Diesen engagierten Tierschützern sind wir zu Dank verpflichtet statt ihnen weiterhin mit dem Entzug der Gemeinnützigkeit zu drohen.

Die Pressestelle des Ministeriums läuft zwar auf Hochtouren. Aber gibt es ernsthafte Bemühungen etwas zu verändern?

Ich möchte Ihnen nicht vorenthalten, was nach einer Veranstaltung in der letzten Woche, die Agrarministerin Barbara Otte-Kinast mit dem Kollegen Dorendorf vor Jungbauern in die „Deutsche Eiche“ in Zernien abgehalten hat, berichtet wurde.

Die Elbe-Jeetzel-Zeitung gibt die Aussagen der Ministerin folgendermaßen wieder:

„Zuletzt sei die Debatte angeheizt worden durch die schlimmen Bilder aus Schlachthöfen in Bad Iburg und Oldenburg, doch ‚man dürfe sich von solchen Bildern nicht treiben lassen‘ verkündet die Ministerin.“

Was bedeutet nicht treiben lassen? Das hört sich ehrlich gesagt nach dem Versuch des Aussitzens an. Es geht weiter in dem Bericht:

„Die Masse der Bevölkerung sei froh, dass sie dank moderner Landwirtschaft Nahrungsmittel zu jeder Zeit und günstig bekommen kann“, stellte Otte-Kinast heraus. Ein kleiner Teil sehe das jedoch anders – und dieser Teil sei „sehr laut“ und teilweise skrupellos. (…) “

Anrede,

Entschuldigung. Skrupellos sind doch nicht die Tierschützerinnen und Tierschützer oder die diese Zustände anprangern. Skrupellos sind diejenigen, die Schlachthöfe betreiben und solche Zustände zulassen, die wegschauen und die Schuld den schlecht bezahlten Werkvertragsmitarbeiter in die Schuhe schieben.

Hören Sie in Gottes Namen endlich mit der Diffamierung von Tierschützern auf.

Und wie passt das eigentlich mit dem Koalitionsvertrag zusammen, in dem steht, dass Niedersachsen auch qualitativ das Agrarland Nr. 1 werden soll?

Mit der Aussage, die Masse der Bevölkerung wolle „zu jeder Zeit und günstig Nahrungsmittel“, verteidigen Sie das Prinzip Billigfleisch. Sie hatten ja mal den Sonntagsbraten gelobt. Also weniger Fleischkonsum gutgeheißen.

Aber darauf hin soll ja die Fleischbranche bei ihnen vorstellig geworden sein, das scheint ja gewirkt zu haben.

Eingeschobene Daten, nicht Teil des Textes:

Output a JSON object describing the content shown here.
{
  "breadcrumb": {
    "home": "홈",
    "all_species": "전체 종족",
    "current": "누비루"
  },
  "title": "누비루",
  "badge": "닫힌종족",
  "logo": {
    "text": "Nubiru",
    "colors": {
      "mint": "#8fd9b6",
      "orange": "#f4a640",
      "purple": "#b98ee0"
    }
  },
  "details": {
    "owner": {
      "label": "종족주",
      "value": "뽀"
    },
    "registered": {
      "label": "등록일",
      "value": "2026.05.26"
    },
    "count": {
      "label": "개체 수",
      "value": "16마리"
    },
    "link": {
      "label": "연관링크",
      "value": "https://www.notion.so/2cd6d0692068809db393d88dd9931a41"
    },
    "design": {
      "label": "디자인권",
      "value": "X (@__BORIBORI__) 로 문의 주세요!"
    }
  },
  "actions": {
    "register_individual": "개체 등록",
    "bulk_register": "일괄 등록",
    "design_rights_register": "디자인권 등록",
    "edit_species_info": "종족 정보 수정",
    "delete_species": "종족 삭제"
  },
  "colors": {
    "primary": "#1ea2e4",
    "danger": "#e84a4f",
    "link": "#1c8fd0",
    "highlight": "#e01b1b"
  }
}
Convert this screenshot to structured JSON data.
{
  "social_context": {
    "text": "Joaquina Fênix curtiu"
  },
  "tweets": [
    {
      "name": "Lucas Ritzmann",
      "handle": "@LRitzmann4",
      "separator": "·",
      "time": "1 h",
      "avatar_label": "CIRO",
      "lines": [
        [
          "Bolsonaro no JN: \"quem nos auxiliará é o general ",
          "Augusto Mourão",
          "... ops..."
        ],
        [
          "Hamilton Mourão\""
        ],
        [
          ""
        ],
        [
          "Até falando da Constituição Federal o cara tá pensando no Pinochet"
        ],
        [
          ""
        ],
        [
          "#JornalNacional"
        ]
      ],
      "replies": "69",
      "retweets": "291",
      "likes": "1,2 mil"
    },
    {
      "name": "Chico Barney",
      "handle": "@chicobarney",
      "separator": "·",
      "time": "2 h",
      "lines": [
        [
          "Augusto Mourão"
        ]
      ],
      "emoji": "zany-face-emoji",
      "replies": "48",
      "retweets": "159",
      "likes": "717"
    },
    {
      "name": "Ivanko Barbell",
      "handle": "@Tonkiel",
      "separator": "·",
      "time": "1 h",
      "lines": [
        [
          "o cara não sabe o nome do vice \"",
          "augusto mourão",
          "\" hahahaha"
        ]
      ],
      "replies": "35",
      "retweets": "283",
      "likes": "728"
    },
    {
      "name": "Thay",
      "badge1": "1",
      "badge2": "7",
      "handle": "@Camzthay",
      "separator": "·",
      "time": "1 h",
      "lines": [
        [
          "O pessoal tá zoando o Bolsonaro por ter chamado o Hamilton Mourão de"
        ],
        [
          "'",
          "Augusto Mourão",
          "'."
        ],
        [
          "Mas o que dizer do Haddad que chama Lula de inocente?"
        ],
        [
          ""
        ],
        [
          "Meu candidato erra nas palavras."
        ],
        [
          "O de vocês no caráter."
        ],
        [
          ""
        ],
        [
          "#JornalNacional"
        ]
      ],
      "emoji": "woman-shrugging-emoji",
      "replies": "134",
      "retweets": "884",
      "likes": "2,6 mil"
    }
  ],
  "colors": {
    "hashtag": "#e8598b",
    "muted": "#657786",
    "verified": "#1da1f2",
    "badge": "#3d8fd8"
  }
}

Sie müssen doch zugeben: Neben den nicht funktionierenden staatlichen Kontrollen ist das Prinzip Billigfleisch die Ursache allen Übels in der Tierhaltung, beim Transport und in der Schlachtung.

Und wenn Sie als Ministerin den Junglandwirten nach dem Hinweis auf die angeblich skrupellosen Tierrechtler eindringlich sagen „Ich rate Ihnen, passen Sie auf sich und ihre Tiere auf“, dann, ist das knapp am Aufruf zur Selbstjustiz vorbei.

Für eine Ministerin ist das einfach nur unverantwortlich. Sie merken manchmal überhaupt nicht was Sie sagen.

Anrede,

Wie passt das zusammen? Die CDU meldet hier heute eine Aktuelle Stunde an, um den Eindruck zu vermitteln, dass sie handelt. Herr Töpfer hat sich ja auch schon das Rundblick-Krönchen verdient, aber Sie machen das Gegenteil:

Sie bedienen, also ob nichts geschehen ist, das Feindbild Tierschützer, um Landwirte hinter sich zu versammeln.

Die Landwirte haben doch selbst keine Lust mehr auf solche Bilder und solche Zustände. Statt zu benennen, was falsch läuft, wird abgewiegelt. Doch nun soll eine Videoüberwachung die Antwort auf alle Probleme sein.

Staatliche Videoüberwachung kann ja tatsächlich ein Baustein für mehr Tierschutz sein, aber doch nicht durch die Betriebe selbst! Videoaufnahmen durch die Schlachthöfe selbst, hieße den Bock zum Gärtner zu machen. Aber das vertiefen wir ja gleich noch einmal.

Mir fällt zu einem Jahr Niedersachsen-Groko vielmehr ein: Stillstand und Mutlosigkeit.